Most Promising Batsman - Find Out Mathematically

Cricket enthusiasts often rely on batting averages to gauge a batsman's skill, but this widely-used metric has its drawbacks. This blog introduces a game-changing statistic—the batting index—which combines batting averages with the standard deviation to measure both volume and consistency of runs scored.

When comparing different batsmen, the statistic that is invariably brought out is the batting average. It is a fair enough indicator of a batsman's ability too, for it suggests the number of runs he scores per dismissal - Brian Lara makes 53 runs per dismissal to Ramnaresh Sarwan's 40, hence Lara is clearly a superior batsman.

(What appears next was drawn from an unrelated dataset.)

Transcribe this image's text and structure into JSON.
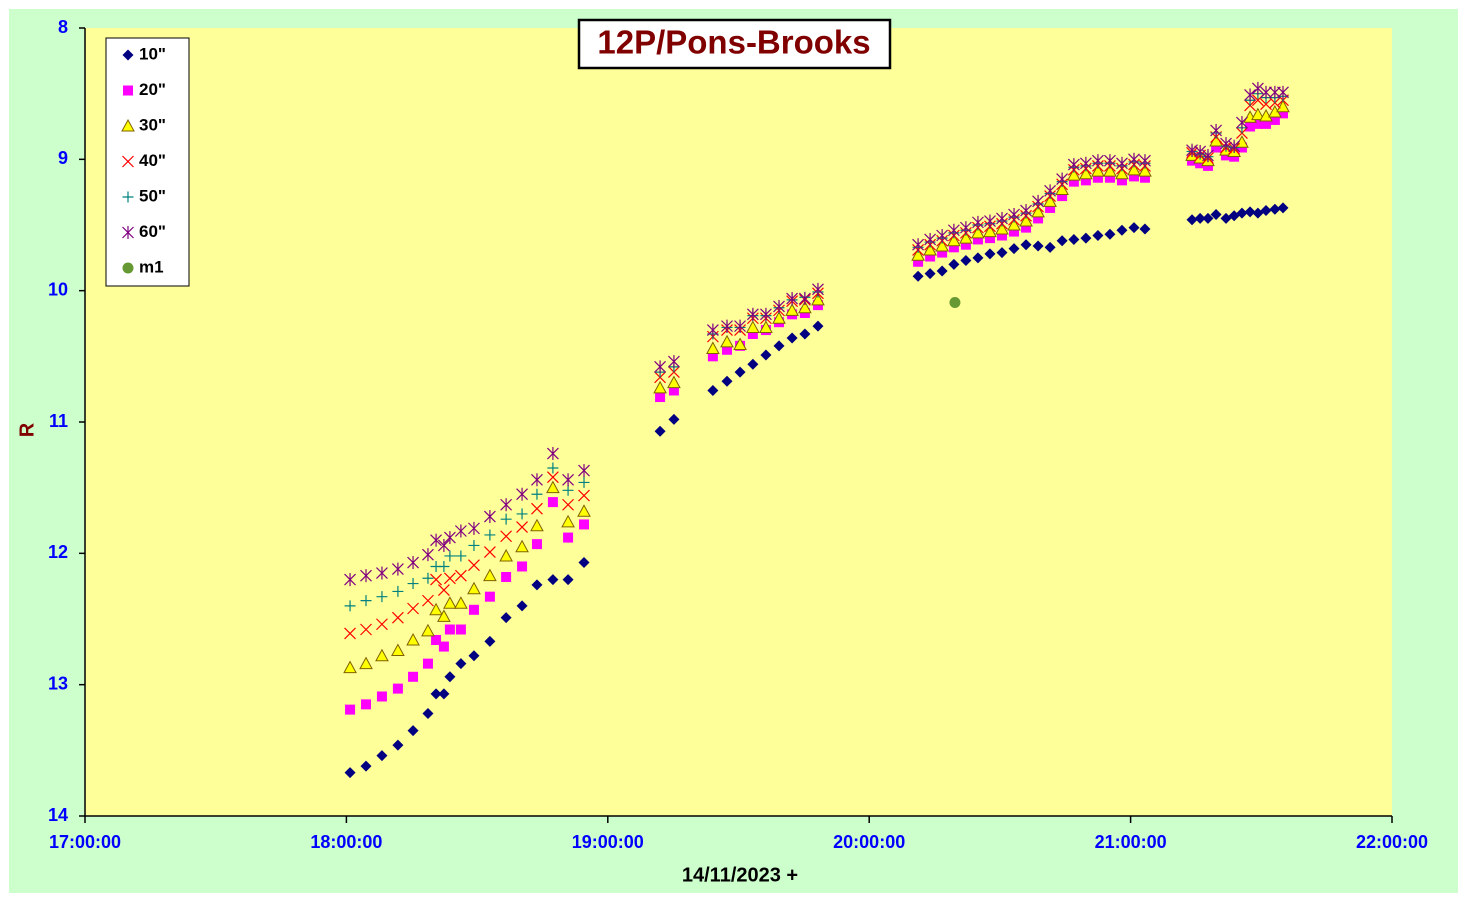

While the efficacy of averages is inarguable, it has its limitations. For instance, it doesn't tell us the consistency levels of a player: a batsman who scores 0, 200, 25 has exactly the same average - 75 - as one who makes 70, 80, 75, though it's obvious which one of the two has been more consistent.

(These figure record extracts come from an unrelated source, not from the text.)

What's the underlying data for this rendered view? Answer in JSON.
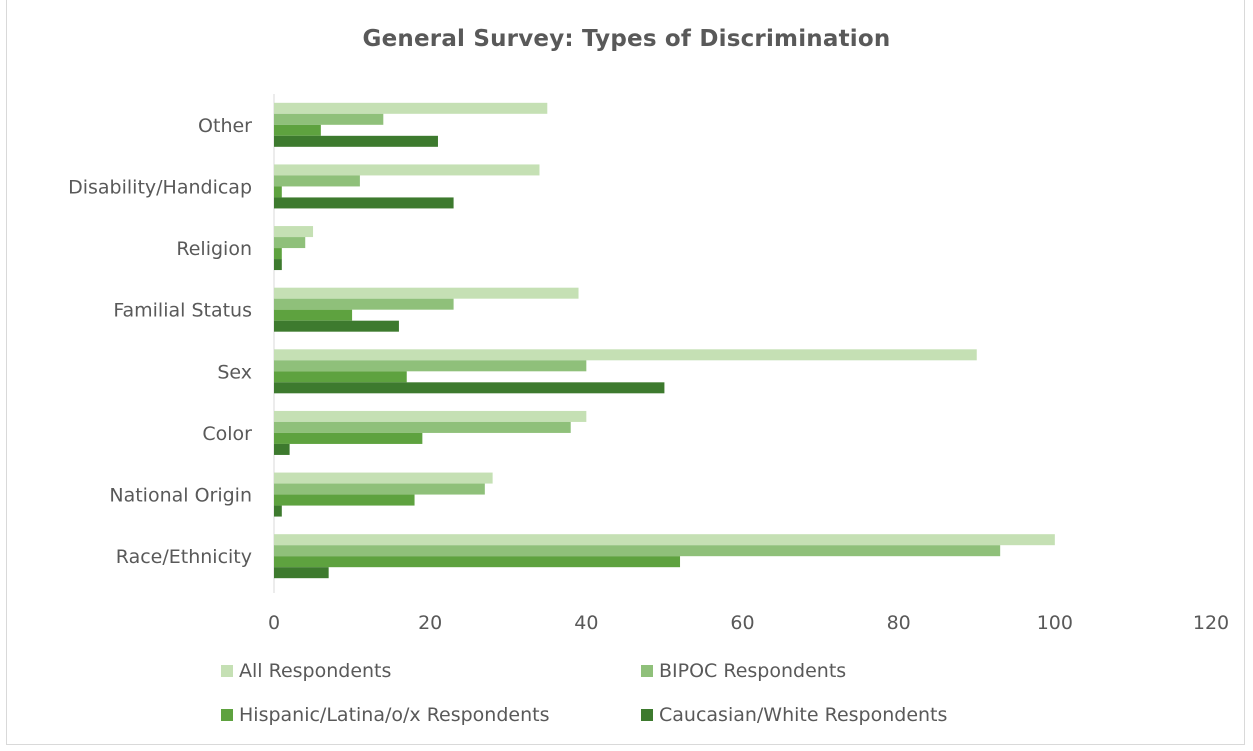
{
  "chart_data": {
    "type": "bar",
    "orientation": "horizontal",
    "title": "General Survey: Types of Discrimination",
    "xlabel": "",
    "ylabel": "",
    "xlim": [
      0,
      120
    ],
    "x_ticks": [
      "0",
      "20",
      "40",
      "60",
      "80",
      "100",
      "120"
    ],
    "grid": false,
    "legend_position": "bottom",
    "categories": [
      "Other",
      "Disability/Handicap",
      "Religion",
      "Familial Status",
      "Sex",
      "Color",
      "National Origin",
      "Race/Ethnicity"
    ],
    "series": [
      {
        "name": "All Respondents",
        "color": "#c5e0b4",
        "values": [
          35,
          34,
          5,
          39,
          90,
          40,
          28,
          100
        ]
      },
      {
        "name": "BIPOC Respondents",
        "color": "#8fc07a",
        "values": [
          14,
          11,
          4,
          23,
          40,
          38,
          27,
          93
        ]
      },
      {
        "name": "Hispanic/Latina/o/x Respondents",
        "color": "#5ea23f",
        "values": [
          6,
          1,
          1,
          10,
          17,
          19,
          18,
          52
        ]
      },
      {
        "name": "Caucasian/White Respondents",
        "color": "#3d7a2e",
        "values": [
          21,
          23,
          1,
          16,
          50,
          2,
          1,
          7
        ]
      }
    ]
  },
  "colors": {
    "axis_text": "#595959",
    "frame": "#d9d9d9",
    "axis_line": "#d9d9d9"
  }
}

Enter a statistical tool called the standard deviation. As the name suggests, this method indicates how much a sequence of numbers deviates from its average.

The problem with average is that if one leg of yours is in the oven, and the other in a freezer, on average you are comfortable. This is a big learning in statistics – the word average makes no sense if the standard deviation is very high. That's why if a batsman scores 200 in one inning and goes for duck in the next 3, he would still have an excellent average of 50, but the player not consistence. that means the standard deviation is very high.

You'd obviously want greater consistency from a batsman, but check this sequence out: 16, 15, 17, 20, 22, 14, 18. Mr X is obviously extremely consistent - the standard deviation is only 2.61 - but at an average of 17.43, he isn't doing much to help the cause of his team.

In the two run-sequences given earlier, for example, the second one has a standard deviation of just 4.08, while for the first, it's a whopping 88.98.

A meaningful stat, then, is one that combines batting averages - for that is an indication of the sheer volume of runs he scores each time he bats - with a consistency index that measures how much he deviates from his average score. For the purpose of this exercise, the batting average has been divided by the standard deviation to arrive at an index. The batting index is exactly inverse to another statistical term called the coefficient of variation (CV) which is defined as the ratio of standard deviation to mean.

Batsman Runs Average SD Batting index (Average/ SD)
Jacques Kallis 7940 56.31 44.54 1.26
Allan Border 11,174 50.56 40.49 1.25
Ken Barrington 6806 58.67 47.36 1.24
Jack Hobbs 5410 56.95 46.68 1.22
Arjuna Ranatunga 5105 35.70 29.44 1.21

Here are some other star players who had not made it to the top 10 either, Ricky Ponting (1.13), Rahul Dravid (1.12), Adam Gilchrist and Sourav Ganguly (both 1.10). Inzamam-ul-Haq manages an index of 1.07, while Sachin Tendulkar has 1.03, both slightly better than two stalwarts from the 1980s, Sunil Gavaskar and Viv Richards (both 1.02, rounded off to the second decimal).

Let's now lower the bar to 3000 runs and look for consistency alone. How many would have guessed that Shaun Pollock would have had the lowest standard deviation among this group? In fact, the top six are all lower middle-order batsmen who have consistently bailed their teams out in crises. Their averages aren't so impressive, but the standard deviations indicate just how consistently they have performed.

Batsman Runs Average SD
Shaun Pollock 3406 31.25 23.44
Rodney Marsh 3633 26.52 25.91
Richard Hadlee 3124 27.17 26.31
Mark Boucher 3357 29.97 26.65
Ian Healy 4356 27.40 26.69
Jeff Dujon 3322 31.94 29.01

[All the stats as of 06.10.2018 and for test cricket only]

Quick Fact - Don Bradman, with a staggering average of 99.94, is widely known. However, his standard deviation of nearly 87 is also the highest (most inconsistent) among all batsmen with at least 3000 runs.